La découverte étonnante d'un ADN mitochondrial (ADN mt), provenant du père chez un jeune homme, représente une exception à ce qui était jusqu'à présent la règle. Une application pratique en découle : il est intéressant de rechercher l'origine de l'ADN chez des patients présentant des mutations mitochondriales sporadiques, comme celle du cas relaté. Sur un plan plus théorique, cette observation peut entraîner des polémiques chez les chercheurs qui s'intéressent à l'évolution.
Les biologistes, qui ne trouvent jamais trace d'ADN mt après seulement quelques jours d'embryogenèse, postulent que tout un chacun hérite de l'ADN mt de sa mère, chez qui il provient de la grand-mère, et ainsi de suite en remontant l'arbre phylogénétique de l'espèce. On peut ainsi dater la séparation entre deux groupes en considérant le degré de différence entre les ADN mt. Ce qui a conduit à la théorie des humains descendant d'une « Eve africaine », image faisant allusion à un petit groupe d'ancêtres communs qui auraient vécu il y a environ 100 000 ans.

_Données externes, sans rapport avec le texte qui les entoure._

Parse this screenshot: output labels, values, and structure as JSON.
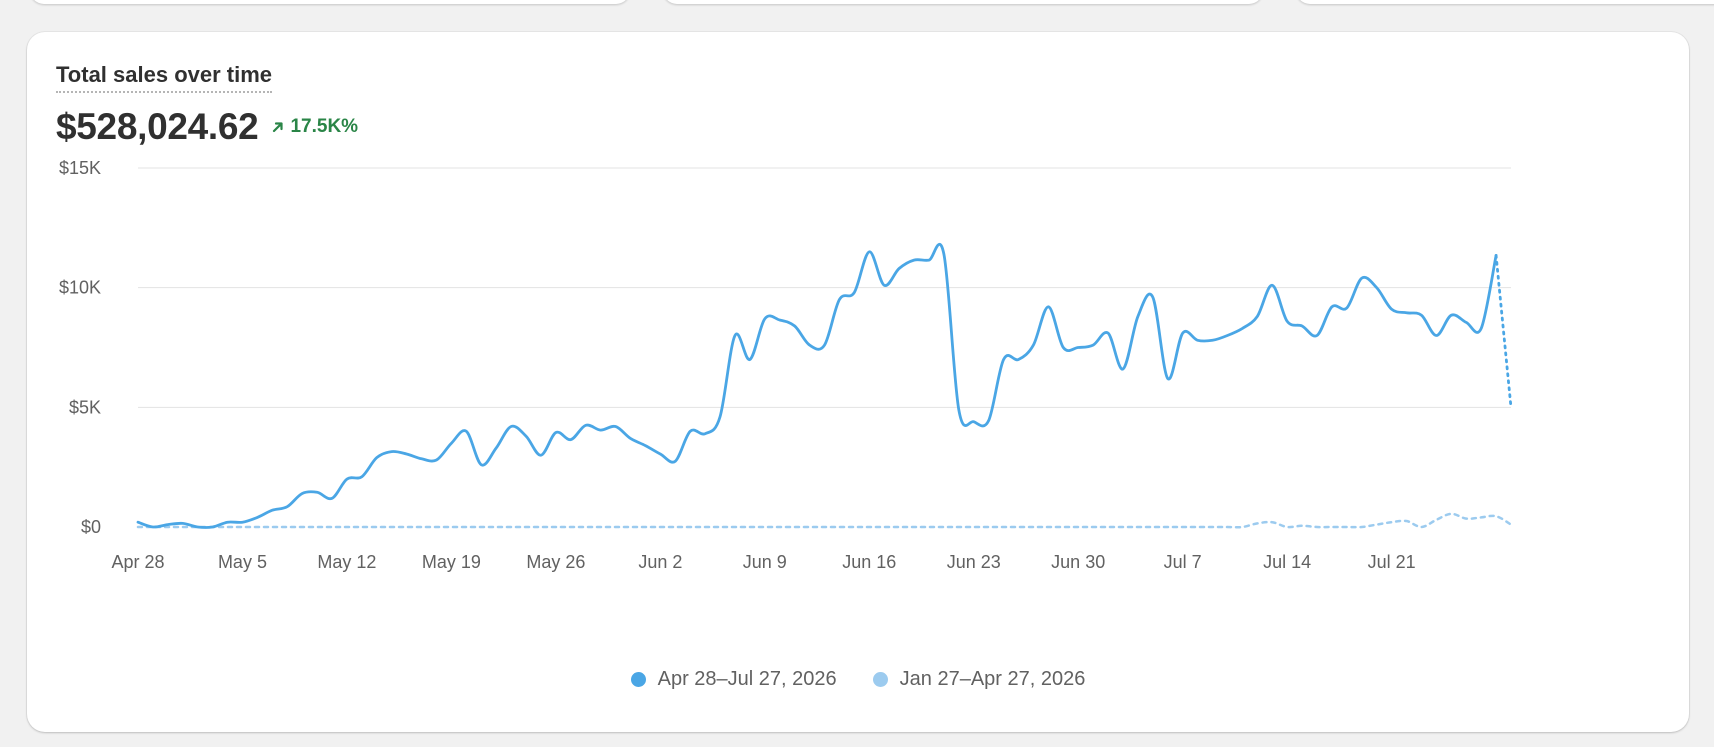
{
  "card": {
    "title": "Total sales over time",
    "total": "$528,024.62",
    "delta": "17.5K%",
    "delta_direction": "up",
    "delta_color": "#2a8547"
  },
  "colors": {
    "current": "#4aa6e5",
    "previous": "#9ccbef",
    "grid": "#e3e3e3",
    "tick_text": "#616161"
  },
  "chart_data": {
    "type": "line",
    "title": "Total sales over time",
    "xlabel": "",
    "ylabel": "",
    "y_ticks": [
      0,
      5000,
      10000,
      15000
    ],
    "y_tick_labels": [
      "$0",
      "$5K",
      "$10K",
      "$15K"
    ],
    "ylim": [
      0,
      15000
    ],
    "x_ticks": [
      {
        "day": 0,
        "label": "Apr 28"
      },
      {
        "day": 7,
        "label": "May 5"
      },
      {
        "day": 14,
        "label": "May 12"
      },
      {
        "day": 21,
        "label": "May 19"
      },
      {
        "day": 28,
        "label": "May 26"
      },
      {
        "day": 35,
        "label": "Jun 2"
      },
      {
        "day": 42,
        "label": "Jun 9"
      },
      {
        "day": 49,
        "label": "Jun 16"
      },
      {
        "day": 56,
        "label": "Jun 23"
      },
      {
        "day": 63,
        "label": "Jun 30"
      },
      {
        "day": 70,
        "label": "Jul 7"
      },
      {
        "day": 77,
        "label": "Jul 14"
      },
      {
        "day": 84,
        "label": "Jul 21"
      }
    ],
    "grid": true,
    "legend_position": "bottom",
    "series": [
      {
        "name": "Apr 28–Jul 27, 2026",
        "style": "solid",
        "last_point_dotted": true,
        "values": [
          200,
          0,
          100,
          150,
          0,
          0,
          200,
          200,
          400,
          700,
          850,
          1400,
          1450,
          1200,
          2000,
          2100,
          2900,
          3150,
          3050,
          2850,
          2800,
          3500,
          4000,
          2600,
          3300,
          4200,
          3800,
          3000,
          3950,
          3650,
          4250,
          4050,
          4200,
          3700,
          3400,
          3050,
          2750,
          4000,
          3900,
          4600,
          8000,
          7000,
          8700,
          8650,
          8400,
          7600,
          7600,
          9500,
          9800,
          11500,
          10100,
          10800,
          11150,
          11150,
          11400,
          4900,
          4400,
          4450,
          7000,
          7000,
          7600,
          9200,
          7500,
          7500,
          7600,
          8100,
          6600,
          8800,
          9600,
          6200,
          8100,
          7800,
          7800,
          8000,
          8300,
          8800,
          10100,
          8600,
          8400,
          8000,
          9200,
          9150,
          10400,
          10000,
          9100,
          8950,
          8850,
          8000,
          8850,
          8550,
          8300,
          11350,
          5000
        ]
      },
      {
        "name": "Jan 27–Apr 27, 2026",
        "style": "dashed",
        "values": [
          0,
          0,
          0,
          0,
          0,
          0,
          0,
          0,
          0,
          0,
          0,
          0,
          0,
          0,
          0,
          0,
          0,
          0,
          0,
          0,
          0,
          0,
          0,
          0,
          0,
          0,
          0,
          0,
          0,
          0,
          0,
          0,
          0,
          0,
          0,
          0,
          0,
          0,
          0,
          0,
          0,
          0,
          0,
          0,
          0,
          0,
          0,
          0,
          0,
          0,
          0,
          0,
          0,
          0,
          0,
          0,
          0,
          0,
          0,
          0,
          0,
          0,
          0,
          0,
          0,
          0,
          0,
          0,
          0,
          0,
          0,
          0,
          0,
          0,
          0,
          150,
          200,
          0,
          50,
          0,
          0,
          0,
          0,
          100,
          200,
          250,
          0,
          300,
          550,
          350,
          400,
          450,
          100
        ]
      }
    ]
  }
}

La provenance paternelle de l'ADN pourrait remettre en question cette hypothèse, à condition toutefois de prouver qu'il s'agit d'autre chose que d'un accident. Ce qui reste à démontrer.
Exclusivement transmis par la mère
Les mitochondries, organites de « respiration cellulaire », possèdent un ADN distinct, séparé de l'ensemble du génome et exclusivement transmis par la mère. Les mitochondries des spermatozoïdes disparaissent au cours des étapes précoces de l'embryogenèse par destruction sélective.

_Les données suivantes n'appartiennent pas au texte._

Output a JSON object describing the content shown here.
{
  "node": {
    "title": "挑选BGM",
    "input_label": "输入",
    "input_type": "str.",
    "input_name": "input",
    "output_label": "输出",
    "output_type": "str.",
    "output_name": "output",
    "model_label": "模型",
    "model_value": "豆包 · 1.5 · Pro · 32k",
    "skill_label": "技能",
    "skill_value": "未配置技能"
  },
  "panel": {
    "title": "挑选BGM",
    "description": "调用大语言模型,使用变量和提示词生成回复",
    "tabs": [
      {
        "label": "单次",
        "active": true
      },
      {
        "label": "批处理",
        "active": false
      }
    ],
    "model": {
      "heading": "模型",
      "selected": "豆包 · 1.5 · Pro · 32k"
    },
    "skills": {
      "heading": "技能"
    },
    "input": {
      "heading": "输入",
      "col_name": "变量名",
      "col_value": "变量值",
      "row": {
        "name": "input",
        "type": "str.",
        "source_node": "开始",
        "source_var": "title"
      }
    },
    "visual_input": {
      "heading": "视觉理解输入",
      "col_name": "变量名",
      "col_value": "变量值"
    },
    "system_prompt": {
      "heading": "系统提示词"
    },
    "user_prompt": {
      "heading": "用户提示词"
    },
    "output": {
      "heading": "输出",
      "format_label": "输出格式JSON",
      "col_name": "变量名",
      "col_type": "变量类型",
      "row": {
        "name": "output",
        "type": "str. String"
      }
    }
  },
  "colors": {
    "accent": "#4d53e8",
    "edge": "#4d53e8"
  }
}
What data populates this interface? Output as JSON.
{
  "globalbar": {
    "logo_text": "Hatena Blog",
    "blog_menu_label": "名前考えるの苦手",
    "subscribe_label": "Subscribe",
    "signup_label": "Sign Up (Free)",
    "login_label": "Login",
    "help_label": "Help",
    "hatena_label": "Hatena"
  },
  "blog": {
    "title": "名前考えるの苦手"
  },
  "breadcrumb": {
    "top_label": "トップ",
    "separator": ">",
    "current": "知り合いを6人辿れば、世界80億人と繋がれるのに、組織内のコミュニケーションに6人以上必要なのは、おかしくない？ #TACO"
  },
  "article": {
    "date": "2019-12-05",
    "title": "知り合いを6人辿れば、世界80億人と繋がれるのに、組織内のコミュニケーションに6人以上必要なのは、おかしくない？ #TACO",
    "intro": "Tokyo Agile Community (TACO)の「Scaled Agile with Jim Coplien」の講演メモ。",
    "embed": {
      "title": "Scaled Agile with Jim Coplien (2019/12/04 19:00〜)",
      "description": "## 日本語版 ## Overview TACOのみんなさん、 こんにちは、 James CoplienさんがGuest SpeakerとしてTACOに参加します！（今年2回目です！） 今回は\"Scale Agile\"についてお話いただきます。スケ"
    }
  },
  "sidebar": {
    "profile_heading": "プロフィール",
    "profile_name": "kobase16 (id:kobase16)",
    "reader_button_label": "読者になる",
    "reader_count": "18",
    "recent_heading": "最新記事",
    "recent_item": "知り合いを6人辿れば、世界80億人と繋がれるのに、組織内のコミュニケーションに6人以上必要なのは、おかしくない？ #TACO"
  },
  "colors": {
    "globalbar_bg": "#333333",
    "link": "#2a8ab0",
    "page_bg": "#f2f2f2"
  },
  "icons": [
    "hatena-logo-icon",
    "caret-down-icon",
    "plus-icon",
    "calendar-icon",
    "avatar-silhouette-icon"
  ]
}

La description, rapportée dans le « New England Journal of Medicine », est celle d'un homme de 28 ans souffrant d'intolérance sévère à l'exercice. Il n'a jamais été capable de courir plus que quelques pas et le moindre exercice s'accompagnait d'acidose lactique. Comme ni ses parents ni sa sur ne présentaient d'anomalies à l'exercice, des investigations poussées ont été entreprises. Des biopsies des quadriceps cruraux ont alors révélé des anomalies en faveur d'altérations mitochondriales. L'ADN a ensuite été isolé du sang, des muscles, des racines, des cheveux et des fibroblastes cutanés, du patient, ainsi que des autres membres de la famille. Le diagnostic biologique est celui d'une myopathie mitochondriale par délétion de deux paires de bases sur le gène ND2 (aussi nommé MTND2), qui code une sous-unité du complexe enzymatique I (catalytique) de la chaîne respiratoire mitochondriale. Deux haplotypes différents d'ADN sont trouvés chez le jeune patient, dont l'un est présent chez la mère et l'autre chez le père. Et l'ADN mt présent dans les muscles du patient est identique à celui trouvé dans le sang de son père et du frère de ce dernier. Tandis que l'ADN mt du sang, des racines de cheveux et des fibroblastes semble ne provenir que de la mère.
Une mutation spontanée
Les auteurs en concluent que la mutation du gène ND2 est survenue spontanément, soit au niveau des cellules germinales, soit au cours d'une étape précoce de l'embryogenèse. Cette mutation qui n'est présente qu'au niveau des muscles squelettiques n'a pas plus d'effet qu'une intolérance à l'exercice. « Nous présumons que le processus d'inactivation de l'ADN mt paternel peut être mis en défaut dans certains cas, ce qui donne la possibilité aux mitochondries paternelles de s'exprimer dans certains tissus », concluent les auteurs.
Marianne Schwartz et John Vissing, « New England Journal of Medicine », vol. 342, n° 8, 22 août 2002, pp. 576-580, et commentaire, pp. 609-610.